Официальная задача историографа, о которой он не забывает заявить в предисловии к своей книге, — истина, даже если он на практике и уклоняется от нее. Энкомий же (по определению) — плод риторики, своего рода искусная литературная игра по наперед данным правилам, и объективное изложение событий никак не входит в программу энкомиаста, По правилам игры и по законам жанра энкомиаст должен превозносить своего героя, должен составить, как тогда говорили, каталог его добродетелей, и для прославления он пользуется, кстати сказать, довольно ограниченным, устойчивым набором приемов и образов.
Энкомий — одно из проявлений византийского риторического искусства. Наряду с ним была распространена монодия — речь, оплакивающая усопшего и тут же превозносящая его достоинства. Одним из вариантов монодии было утешительное слово, обращенное не к покойнику, а к его родне.

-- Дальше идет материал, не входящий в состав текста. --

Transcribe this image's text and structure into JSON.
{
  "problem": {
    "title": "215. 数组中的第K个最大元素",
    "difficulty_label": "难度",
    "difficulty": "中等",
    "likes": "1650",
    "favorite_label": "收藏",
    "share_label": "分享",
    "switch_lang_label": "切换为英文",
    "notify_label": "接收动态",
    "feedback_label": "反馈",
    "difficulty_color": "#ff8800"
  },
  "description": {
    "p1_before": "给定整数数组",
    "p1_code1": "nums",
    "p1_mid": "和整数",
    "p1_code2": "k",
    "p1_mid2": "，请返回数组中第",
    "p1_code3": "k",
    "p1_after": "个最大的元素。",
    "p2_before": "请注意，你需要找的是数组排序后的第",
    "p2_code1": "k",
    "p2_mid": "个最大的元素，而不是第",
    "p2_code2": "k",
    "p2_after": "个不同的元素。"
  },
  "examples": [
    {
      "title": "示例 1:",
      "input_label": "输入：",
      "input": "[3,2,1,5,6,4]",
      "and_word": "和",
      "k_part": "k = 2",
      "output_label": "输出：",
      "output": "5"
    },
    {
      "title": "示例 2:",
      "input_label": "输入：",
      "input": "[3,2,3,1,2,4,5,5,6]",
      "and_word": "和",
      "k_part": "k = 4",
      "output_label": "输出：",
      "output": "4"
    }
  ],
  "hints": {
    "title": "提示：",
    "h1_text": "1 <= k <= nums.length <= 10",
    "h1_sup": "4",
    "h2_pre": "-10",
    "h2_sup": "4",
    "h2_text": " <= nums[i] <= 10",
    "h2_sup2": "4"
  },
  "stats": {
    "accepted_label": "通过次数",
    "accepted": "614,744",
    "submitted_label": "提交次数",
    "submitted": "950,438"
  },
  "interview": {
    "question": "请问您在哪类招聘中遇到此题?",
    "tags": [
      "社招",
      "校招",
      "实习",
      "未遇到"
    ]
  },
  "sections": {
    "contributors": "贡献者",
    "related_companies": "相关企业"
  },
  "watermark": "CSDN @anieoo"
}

Византийской прозаической риторике соответствовали поэтические сочинения, составлявшиеся «на случай»: прославление подвигов, плачи по умершим, эпиталамии, читавшиеся в связи с бракосочетанием, стихи на рождение ребенка, описания щедрых даров.
Отраслью византийской риторики была эпистолография, литература посланий. Византийское письмо отнюдь не только средство общения между близкими людьми, оно вместе с тем и художественное произведение, созданное по определенным правилам. Существовали образцы для составления посланий, издавались, как уже сказано, сборники писем.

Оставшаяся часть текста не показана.